Пока работали над «Галатеей», а потом и над «Старым танго», я поменяла, кажется, все гостиницы Ленинграда: жила и в «Европейской», и в «Астории», и в «Англетере», и в «Октябрьской», и в «Москве», и еще в каких-то гостиницах – и отовсюду сбегала. Дело в том, что наши съемки проходили по ночам (в другое время павильоны на студии не давали), я возвращалась поздно, голодная, а поесть негде. Идти в гостиничный ресторан – значит сидеть и ждать часа три. Никаких ночных магазинов тогда и в помине не было, а включать в номере электроплитку или кипятильник (чтобы хоть чаю согреть) не разрешалось. Повидаться ни с кем из друзей я в своем номере не могла – после одиннадцати часов вечера в гостиницу посторонние не допускались. Ладно, гостям приходить нельзя, но и массаж сделать невозможно, массажиста в гостиницу вечером тоже не пускают. А мне действительно после целого дня репетиций и съемок необходимо массаж сделать! И вот тогда я в Кировском театре как-то столкнулась с городским начальством и попросила «Помогите! Мне нужен массажист, а по гостиничным законам ему вечером приходить нельзя…» Из обкома партии позвонили в гостиницу и указали: «Надо пойти навстречу народной артистке!» После чего каждый день повторялась одна и та же история. В гостиничном коридоре у дежурной по этажу на столе под стеклом лежала бумажка, заверяющая что «Максимовой разрешается иметь в номере мужчину после 23 часов». Но дежурная каждый раз останавливала Володю (театрального массажиста, который согласился мне помочь), подозрительно его оглядывала и спрашивала «Молодой человек, а вы знаете, что после одиннадцати вечера в номере находиться нельзя?» И только после моего напоминания: «Посмотрите, у вас лежит бумажка», – эта «ключница» говорила «Ах да, вы Максимова, вам разрешили мужчину» – и пропускала его. Тут, конечно, открывались двери всех соседних номеров, все выглядывали и смотрели, как «к Максимовой шел мужчина»… История с массажистом стала последней каплей, и я взмолилась: «Поселите меня на улице Зодчего Росси! Дайте хоть какую-нибудь комнату в театральном общежитии!»

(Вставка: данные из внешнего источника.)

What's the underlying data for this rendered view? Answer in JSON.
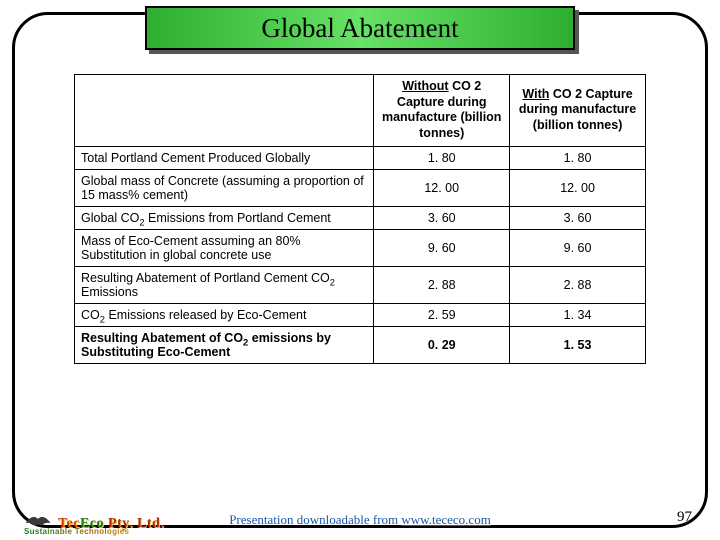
{
  "title": "Global Abatement",
  "colors": {
    "title_gradient_start": "#2eae2e",
    "title_gradient_mid": "#66e266",
    "title_gradient_end": "#2eae2e",
    "border": "#000000",
    "link": "#1a5aa8",
    "logo_tec": "#d83a00",
    "logo_eco": "#1a7f1a",
    "logo_pty": "#b02a00",
    "logo_shadow": "#f5d040",
    "sustain_green": "#0a7a2a",
    "sustain_orange": "#cc8800"
  },
  "table": {
    "header_col1": "",
    "header_col2_underlined": "Without",
    "header_col2_rest": " CO 2 Capture during manufacture (billion tonnes)",
    "header_col3_underlined": "With",
    "header_col3_rest": " CO 2 Capture during manufacture (billion tonnes)",
    "rows": [
      {
        "label_html": "Total Portland Cement Produced Globally",
        "v1": "1. 80",
        "v2": "1. 80",
        "bold": false
      },
      {
        "label_html": "Global mass of Concrete (assuming a proportion of 15 mass% cement)",
        "v1": "12. 00",
        "v2": "12. 00",
        "bold": false
      },
      {
        "label_html": "Global CO<sub>2</sub> Emissions from Portland Cement",
        "v1": "3. 60",
        "v2": "3. 60",
        "bold": false
      },
      {
        "label_html": "Mass of Eco-Cement assuming an 80% Substitution in global concrete use",
        "v1": "9. 60",
        "v2": "9. 60",
        "bold": false
      },
      {
        "label_html": "Resulting Abatement of Portland Cement CO<sub>2</sub> Emissions",
        "v1": "2. 88",
        "v2": "2. 88",
        "bold": false
      },
      {
        "label_html": "CO<sub>2</sub> Emissions released by Eco-Cement",
        "v1": "2. 59",
        "v2": "1. 34",
        "bold": false
      },
      {
        "label_html": "Resulting Abatement of CO<sub>2</sub> emissions by Substituting Eco-Cement",
        "v1": "0. 29",
        "v2": "1. 53",
        "bold": true
      }
    ]
  },
  "footer": {
    "logo_tec": "Tec",
    "logo_eco": "Eco",
    "logo_pty": " Pty. Ltd.",
    "sustain": "Sustainable Technologies",
    "center_prefix": "Presentation downloadable from ",
    "center_link": "www.tececo.com",
    "page": "97"
  }
}
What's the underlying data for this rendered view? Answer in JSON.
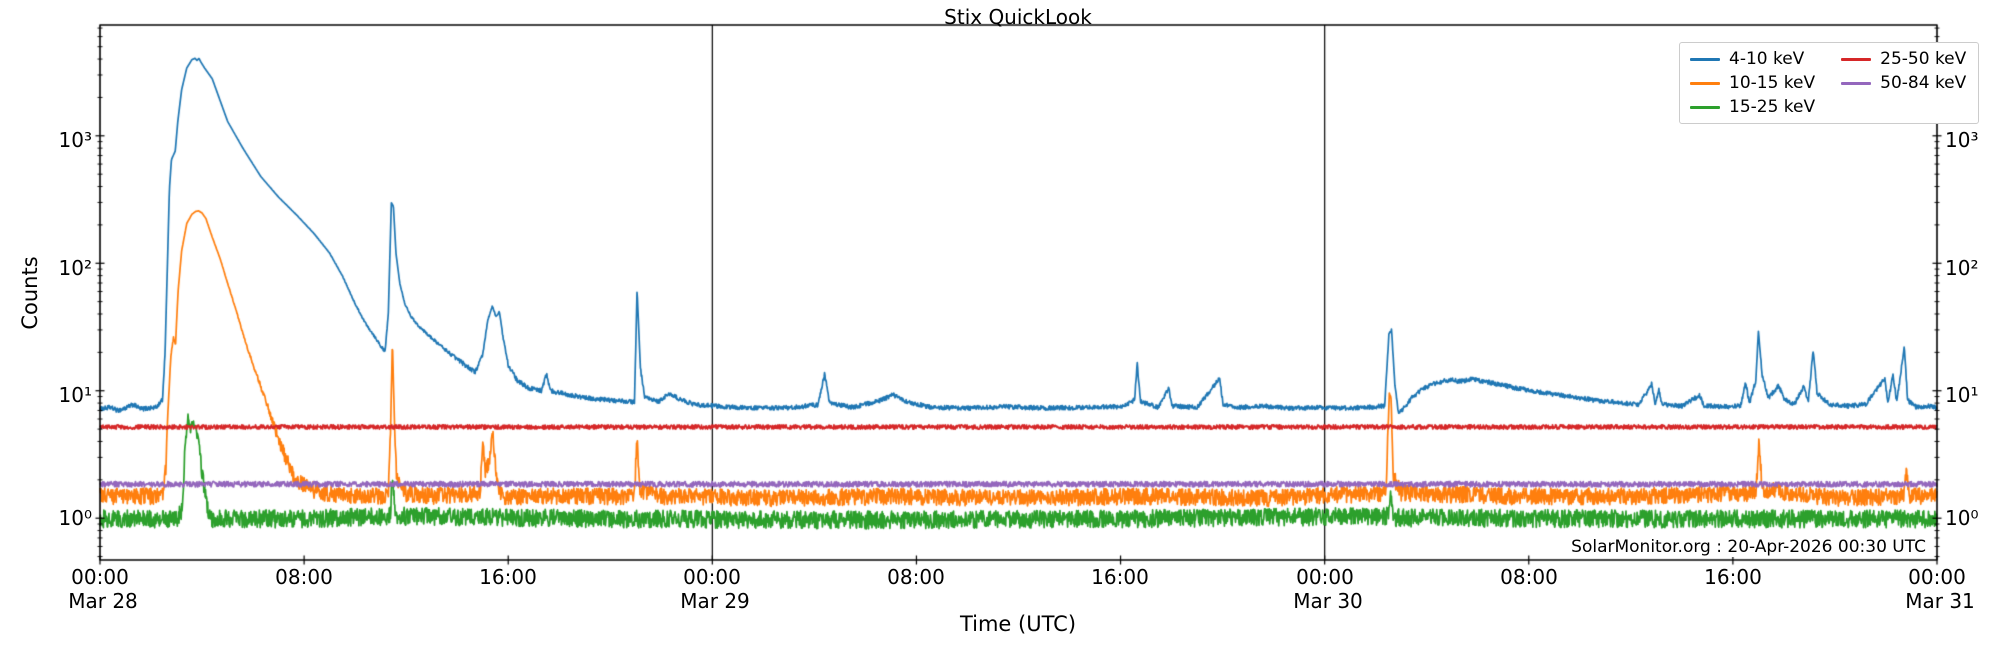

Так что во время съемок «Старого танго» я перебралась в общежитие Кировского театра, где многие проблемы сразу решились: и массажист мог спокойно приходить, и какая-то еда всегда находилась (я, со своим больным желудком, ведь еще и не всякую пищу есть могла: какие-нибудь магазинные пельмени на скорую руку никак не годились). Но у нас отличная компания собралась, где все друг о друге заботились. Причем в театральном общежитии я с тех пор останавливалась еще не раз, приезжая в Ленинград на другие съемки или на спектакли, и в разное время там проживали разные артисты, но атмосфера настоящего общего жития царила всегда. Жили «общим столом», кто что имел – выкладывал, кто что умел готовить – тот и стряпал на всех, у кого находилось время – тот и стирал, и порядок наводил. Дирижер Женя Колобов, например, на всех щи варил – десятилитровую кастрюлю. Его жена, хормейстер Наташа Попович, котлетки домашние крутила. Муразу Мурванидзе, художнику Кировского театра, из Грузии привозили зелень разную, фрукты. Никогда не выясняли: чья колбаса – твоя или моя, любой из нас залезал в холодильник и брал, что там лежало. Покупали продукты в расчете на всех жильцов и на гостей, потому что к каждому из нас постоянно приходили гости – и гости тоже становились общими. Все дни рождения, все праздники, все премьеры отмечали сообща. Там жил еще и Валерий Гергиев (правда, недолго), и Дима Брянцев, и Наташа Касаткина с Володей Василёвым. И дети там жили под общим присмотром около родителей (как с Женей Колобовым и Наташей – их прелестная дочка Марфуша). Котята какие-то всегда под ногами вертелись – в общем, вполне домашняя, уютная была обстановка.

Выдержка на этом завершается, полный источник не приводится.